Currently, the number of surgeries performed in the shortest transoperative period, called fast tracking, has been increasing. In these surgeries, the patient remains as short as possible in the surgical anesthetic recovery room (Barreto et al., 2010), reducing hospitalization length and available time to provide information to the patient.
In this context, some strategies are applied during postoperative follow-up, such as the monitoring of these patients to detect problems in an early and efficient way, performed through the computer for virtual consultations, the use of telephone monitoring, video conferencing, and mobile messages—short message service (SMS) (Rezende, Melo, Tavares, Santos, & Souza, 2010). The telephone follow-up is a nursing intervention involving “Providing results of testing or evaluating patient’s response and determining potential for problems as a result of previous treatment, examination, or testing over” (Dochterman & Bulechek, 2012) through nursing telephone calls, as implemented in this study.

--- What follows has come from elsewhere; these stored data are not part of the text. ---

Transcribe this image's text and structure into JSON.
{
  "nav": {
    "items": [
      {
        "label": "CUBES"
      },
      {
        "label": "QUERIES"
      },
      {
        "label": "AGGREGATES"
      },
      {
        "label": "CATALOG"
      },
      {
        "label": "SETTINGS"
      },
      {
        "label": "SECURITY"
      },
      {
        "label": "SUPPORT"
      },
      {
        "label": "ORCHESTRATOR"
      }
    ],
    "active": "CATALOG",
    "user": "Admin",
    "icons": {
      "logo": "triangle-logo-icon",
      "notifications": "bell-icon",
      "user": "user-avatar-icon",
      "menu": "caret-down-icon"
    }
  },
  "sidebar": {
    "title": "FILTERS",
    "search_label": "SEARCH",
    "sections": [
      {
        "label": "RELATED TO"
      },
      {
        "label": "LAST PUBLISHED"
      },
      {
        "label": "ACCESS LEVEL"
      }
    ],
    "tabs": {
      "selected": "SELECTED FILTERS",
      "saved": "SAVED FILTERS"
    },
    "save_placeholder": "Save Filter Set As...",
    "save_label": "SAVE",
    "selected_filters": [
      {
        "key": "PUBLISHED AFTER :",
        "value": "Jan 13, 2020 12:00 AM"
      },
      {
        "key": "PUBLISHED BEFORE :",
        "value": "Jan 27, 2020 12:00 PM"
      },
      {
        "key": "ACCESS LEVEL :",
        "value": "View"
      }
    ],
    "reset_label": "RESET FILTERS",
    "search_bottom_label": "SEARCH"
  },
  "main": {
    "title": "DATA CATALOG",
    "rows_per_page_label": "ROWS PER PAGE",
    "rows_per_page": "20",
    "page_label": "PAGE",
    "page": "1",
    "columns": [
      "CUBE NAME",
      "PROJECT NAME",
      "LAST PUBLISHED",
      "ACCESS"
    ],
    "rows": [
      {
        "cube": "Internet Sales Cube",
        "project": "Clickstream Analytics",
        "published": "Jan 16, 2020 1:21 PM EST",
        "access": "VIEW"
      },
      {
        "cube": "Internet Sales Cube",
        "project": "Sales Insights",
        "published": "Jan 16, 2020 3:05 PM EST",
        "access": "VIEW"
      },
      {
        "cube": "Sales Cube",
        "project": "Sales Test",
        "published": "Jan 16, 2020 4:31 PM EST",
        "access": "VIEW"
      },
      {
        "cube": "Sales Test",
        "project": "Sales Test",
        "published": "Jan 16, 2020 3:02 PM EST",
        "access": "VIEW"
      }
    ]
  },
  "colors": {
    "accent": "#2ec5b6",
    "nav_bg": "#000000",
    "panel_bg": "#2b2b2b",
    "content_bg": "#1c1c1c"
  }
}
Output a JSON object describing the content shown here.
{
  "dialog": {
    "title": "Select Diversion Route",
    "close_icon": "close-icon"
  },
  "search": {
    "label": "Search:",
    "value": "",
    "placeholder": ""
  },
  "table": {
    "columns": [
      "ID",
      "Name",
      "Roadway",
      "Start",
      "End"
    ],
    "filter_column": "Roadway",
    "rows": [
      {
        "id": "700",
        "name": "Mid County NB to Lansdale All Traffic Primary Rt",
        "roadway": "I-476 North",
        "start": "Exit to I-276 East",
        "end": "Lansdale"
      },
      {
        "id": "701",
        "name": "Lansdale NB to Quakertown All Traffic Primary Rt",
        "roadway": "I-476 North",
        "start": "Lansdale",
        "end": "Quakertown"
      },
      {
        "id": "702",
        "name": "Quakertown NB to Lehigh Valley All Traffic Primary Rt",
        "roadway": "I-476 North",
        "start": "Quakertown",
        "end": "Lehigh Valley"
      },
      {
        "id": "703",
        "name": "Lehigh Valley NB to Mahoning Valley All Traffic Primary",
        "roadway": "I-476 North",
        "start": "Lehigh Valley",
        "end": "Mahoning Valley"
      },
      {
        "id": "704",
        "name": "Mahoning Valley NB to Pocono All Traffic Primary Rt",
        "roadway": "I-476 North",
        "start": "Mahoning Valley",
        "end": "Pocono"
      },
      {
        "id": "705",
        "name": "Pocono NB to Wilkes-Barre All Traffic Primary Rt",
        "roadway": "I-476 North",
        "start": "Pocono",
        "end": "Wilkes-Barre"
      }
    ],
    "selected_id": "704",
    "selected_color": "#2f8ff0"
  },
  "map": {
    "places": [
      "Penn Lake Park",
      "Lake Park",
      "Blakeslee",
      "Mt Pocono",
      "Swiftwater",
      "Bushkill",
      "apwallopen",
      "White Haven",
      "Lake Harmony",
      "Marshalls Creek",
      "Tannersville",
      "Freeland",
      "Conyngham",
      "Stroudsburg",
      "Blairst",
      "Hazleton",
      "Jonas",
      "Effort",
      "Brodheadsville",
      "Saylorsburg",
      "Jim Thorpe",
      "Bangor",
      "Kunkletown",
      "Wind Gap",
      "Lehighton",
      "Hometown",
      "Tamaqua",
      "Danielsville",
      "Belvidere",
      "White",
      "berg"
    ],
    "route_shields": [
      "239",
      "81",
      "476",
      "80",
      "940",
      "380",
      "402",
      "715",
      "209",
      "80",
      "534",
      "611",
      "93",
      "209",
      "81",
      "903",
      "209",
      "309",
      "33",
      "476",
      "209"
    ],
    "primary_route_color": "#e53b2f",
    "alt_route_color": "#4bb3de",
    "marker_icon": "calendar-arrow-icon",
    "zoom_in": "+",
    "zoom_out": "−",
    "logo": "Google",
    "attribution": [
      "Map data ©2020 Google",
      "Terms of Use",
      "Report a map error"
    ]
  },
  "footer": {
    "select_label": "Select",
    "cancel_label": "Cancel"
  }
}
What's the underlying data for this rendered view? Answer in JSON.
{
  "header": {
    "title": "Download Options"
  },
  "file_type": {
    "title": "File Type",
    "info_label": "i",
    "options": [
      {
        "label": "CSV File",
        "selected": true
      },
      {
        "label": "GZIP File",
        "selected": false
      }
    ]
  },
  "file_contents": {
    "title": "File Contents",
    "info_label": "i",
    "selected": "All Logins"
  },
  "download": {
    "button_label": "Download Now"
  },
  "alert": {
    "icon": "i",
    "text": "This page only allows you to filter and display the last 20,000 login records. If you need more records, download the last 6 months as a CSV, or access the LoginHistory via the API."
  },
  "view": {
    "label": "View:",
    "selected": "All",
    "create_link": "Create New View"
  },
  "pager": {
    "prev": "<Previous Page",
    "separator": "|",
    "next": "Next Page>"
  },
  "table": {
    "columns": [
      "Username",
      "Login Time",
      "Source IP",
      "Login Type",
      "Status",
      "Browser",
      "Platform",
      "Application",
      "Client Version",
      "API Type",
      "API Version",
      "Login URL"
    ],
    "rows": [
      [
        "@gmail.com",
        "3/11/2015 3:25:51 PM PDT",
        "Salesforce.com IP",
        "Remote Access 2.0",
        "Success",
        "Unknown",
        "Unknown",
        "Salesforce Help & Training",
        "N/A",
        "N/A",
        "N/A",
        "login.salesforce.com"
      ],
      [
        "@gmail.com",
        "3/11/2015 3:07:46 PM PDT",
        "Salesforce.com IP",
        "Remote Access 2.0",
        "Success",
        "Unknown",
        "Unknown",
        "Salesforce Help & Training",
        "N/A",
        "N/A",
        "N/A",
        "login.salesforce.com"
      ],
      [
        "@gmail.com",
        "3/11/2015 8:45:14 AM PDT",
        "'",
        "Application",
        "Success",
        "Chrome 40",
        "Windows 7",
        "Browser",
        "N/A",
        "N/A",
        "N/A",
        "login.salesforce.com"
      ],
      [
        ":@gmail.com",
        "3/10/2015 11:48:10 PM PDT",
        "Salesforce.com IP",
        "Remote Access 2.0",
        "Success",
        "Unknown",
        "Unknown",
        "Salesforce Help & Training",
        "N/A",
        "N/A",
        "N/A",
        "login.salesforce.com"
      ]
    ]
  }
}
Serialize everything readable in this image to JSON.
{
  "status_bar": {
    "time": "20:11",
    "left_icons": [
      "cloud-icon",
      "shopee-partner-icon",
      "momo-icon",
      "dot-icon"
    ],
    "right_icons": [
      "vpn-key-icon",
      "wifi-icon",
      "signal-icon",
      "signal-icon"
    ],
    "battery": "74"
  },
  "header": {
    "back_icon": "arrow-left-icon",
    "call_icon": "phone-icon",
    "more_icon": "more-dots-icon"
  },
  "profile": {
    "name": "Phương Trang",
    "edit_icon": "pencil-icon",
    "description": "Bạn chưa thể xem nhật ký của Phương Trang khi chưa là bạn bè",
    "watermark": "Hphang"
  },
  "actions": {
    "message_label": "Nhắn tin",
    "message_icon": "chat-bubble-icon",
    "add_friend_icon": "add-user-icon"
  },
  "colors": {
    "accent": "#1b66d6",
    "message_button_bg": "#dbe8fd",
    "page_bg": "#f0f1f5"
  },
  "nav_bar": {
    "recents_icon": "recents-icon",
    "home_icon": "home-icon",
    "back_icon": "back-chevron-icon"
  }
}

For nurses, the modernization process of the health care, education, and nursing care is important and can increase the quality of the service provided. Thus, if used properly, the technologies can contribute to rationalize and improve the nursing communication process, helping the patient to achieve better results with the highest possible safety and improving the support of the nursing care (Cunha, Barreto, Costa, Nascimento, & Vieira, 2014; Jost, Viegas, & Caregnato, 2018).
Background
The ease of using telephones in health services allows quick access of patients to health professionals, reduced wait times for an appointment, and decreased time and cost in the locomotion of patients. In addition, it enables an increase in the frequency of contact and facilitates the return to the patient (Vasconcelos et al., 2013).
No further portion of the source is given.